(19)
(11) EP 1 357 032 A1

(12) EUROPÄISCHE PATENTANMELDUNG

(43) Veröffentlichungstag:
29.10.2003  Patentblatt  2003/44

(21) Anmeldenummer: 03002383.2

(22) Anmeldetag:  04.02.2003
(51) Internationale Patentklassifikation (IPC)7B65B 13/18
(84) Benannte Vertragsstaaten:
AT BE BG CH CY CZ DE DK EE ES FI FR GB GR HU IE IT LI LU MC NL PT SE SI SK TR
Benannte Erstreckungsstaaten:
AL LT LV MK RO

(30) Priorität: 06.02.2002 DE 10243681

(71) Anmelder: Gesellschaft für Forschung und Entwicklung wirtschaftlicher Produktionssysteme mbH -GFE-
33649 Bielefeld (DE)

(72) Erfinder:
  • Weniger, Heinz
    33613 Bielefeld (DE)

   


(54) Vorrichtung zur Herstellung von Schutzecken und zum Anlegen der Schutzecken an Packstücken


(57) Vorrichtung zur vollautomatischen Herstellung maßlich beliebiger Schutzecken (7) aus Schutzeckenrohlingen (2) beliebigen Vorrates direkt an Umreifungsmaschinen (13) mit Vorrichtungen für das vollautomatische Anlegen dieser Schutzecken (7) an Packstücke (20) für ihre Mitumreifung.




Beschreibung


[0001] Die Erfindung betrifft eine Vorrichtung zur Herstellung von Schutzecken und zum Anlegen dieser Schutzecken an Packstücke nach dem Oberbegriff des Anspruches 1.

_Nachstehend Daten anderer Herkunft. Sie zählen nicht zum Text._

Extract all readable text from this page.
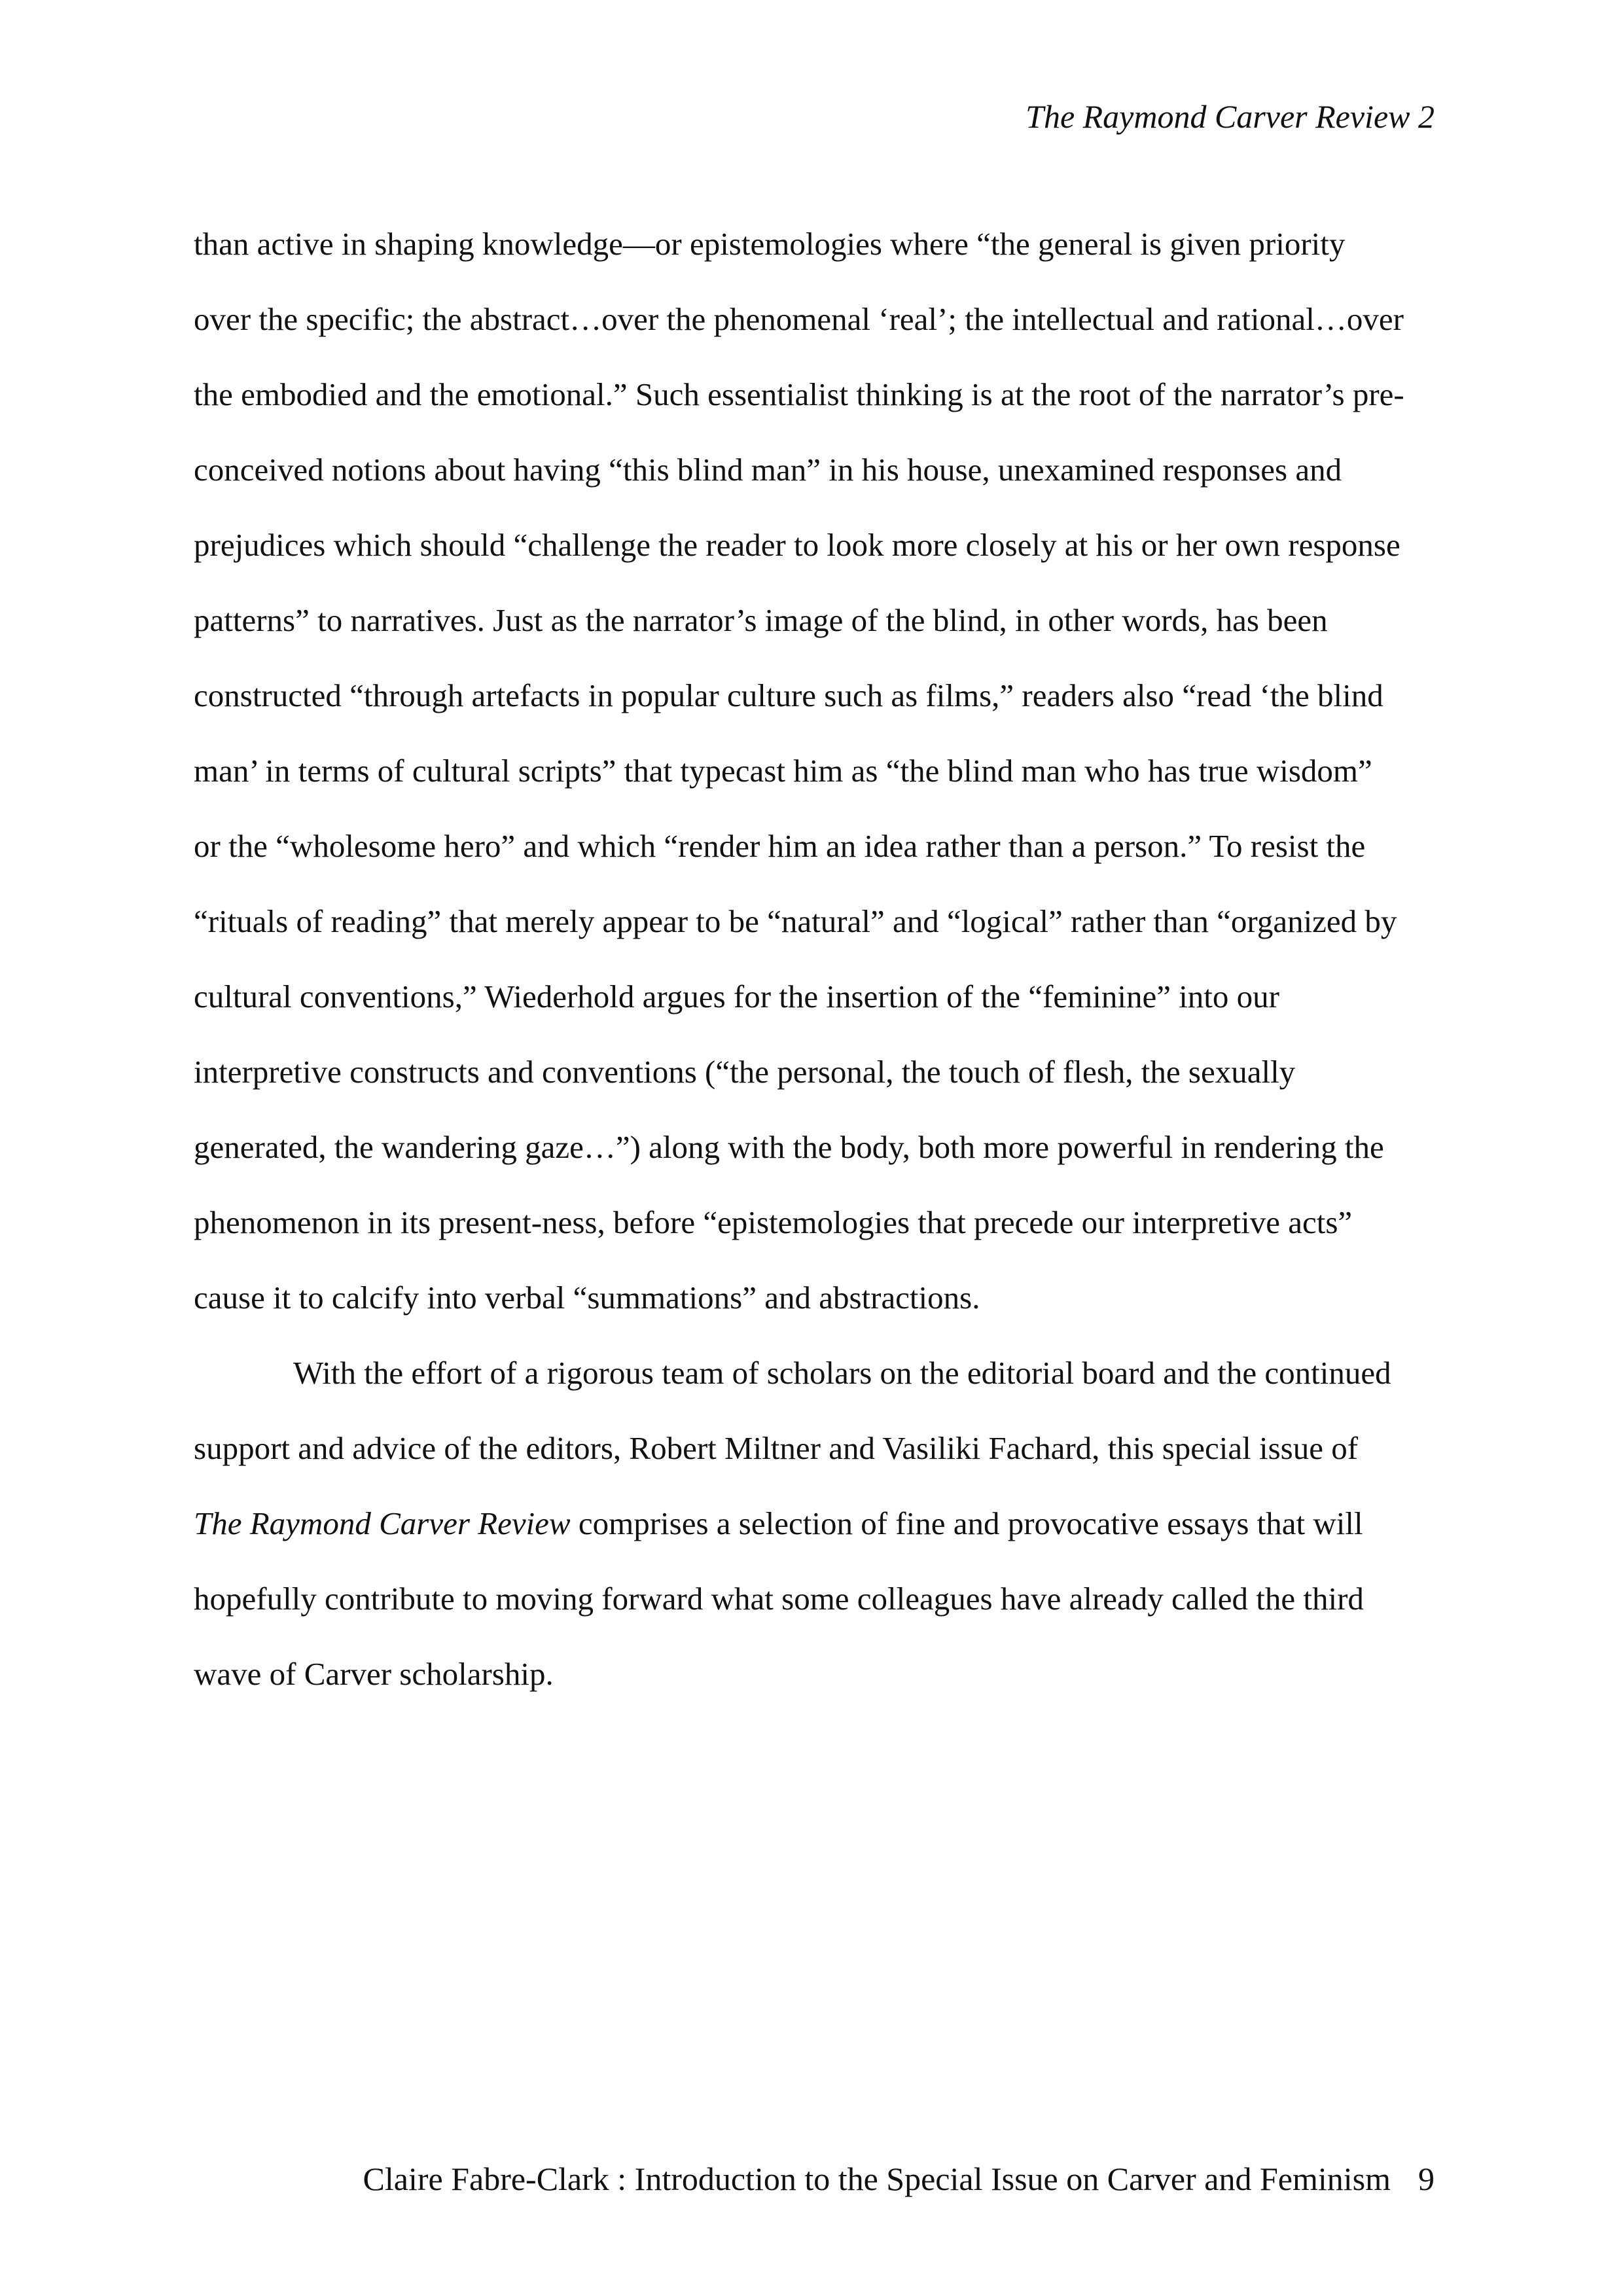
The Raymond Carver Review 2
than active in shaping knowledge—or epistemologies where “the general is given priority
over the specific; the abstract…over the phenomenal ‘real’; the intellectual and rational…over
the embodied and the emotional.” Such essentialist thinking is at the root of the narrator’s pre-
conceived notions about having “this blind man” in his house, unexamined responses and
prejudices which should “challenge the reader to look more closely at his or her own response
patterns” to narratives. Just as the narrator’s image of the blind, in other words, has been
constructed “through artefacts in popular culture such as films,” readers also “read ‘the blind
man’ in terms of cultural scripts” that typecast him as “the blind man who has true wisdom”
or the “wholesome hero” and which “render him an idea rather than a person.” To resist the
“rituals of reading” that merely appear to be “natural” and “logical” rather than “organized by
cultural conventions,” Wiederhold argues for the insertion of the “feminine” into our
interpretive constructs and conventions (“the personal, the touch of flesh, the sexually
generated, the wandering gaze…”) along with the body, both more powerful in rendering the
phenomenon in its present-ness, before “epistemologies that precede our interpretive acts”
cause it to calcify into verbal “summations” and abstractions.
With the effort of a rigorous team of scholars on the editorial board and the continued
support and advice of the editors, Robert Miltner and Vasiliki Fachard, this special issue of
The Raymond Carver Review comprises a selection of fine and provocative essays that will
hopefully contribute to moving forward what some colleagues have already called the third
wave of Carver scholarship.
Claire Fabre-Clark : Introduction to the Special Issue on Carver and Feminism 9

[0002] Bei den bekannten Vorrichtungen werden die Schutzecken nicht am Anwendungsort hergestellt, sondern in fremden Betrieben und großen Serien und in Behältern zum Anwendungsort gebracht, dort manuell geordnet und in Magazine gestapelt und dann ebenfalls manuell oder mit entsprechenden Austragungsvorrichtungen bei den Magazinen an die Packstücke angelegt.

[0003] Der Erfindung liegt die Aufgabe zugrunde, die großen Nachteile dieser dezentralen Schutzeckenproduktion und der damit verbundenen hohen Kosten einerseits bei der Herstellung der Schutzecken und auf der anderen Seite bei ihrer Anwendung in den Produktionsanlagen, die ständig wegen der manuellen Versorgung der für die Weiterverarbeitung der Schutzecken erforderlichen Magazine abgeschaltet werden müssen, zu beseitigen.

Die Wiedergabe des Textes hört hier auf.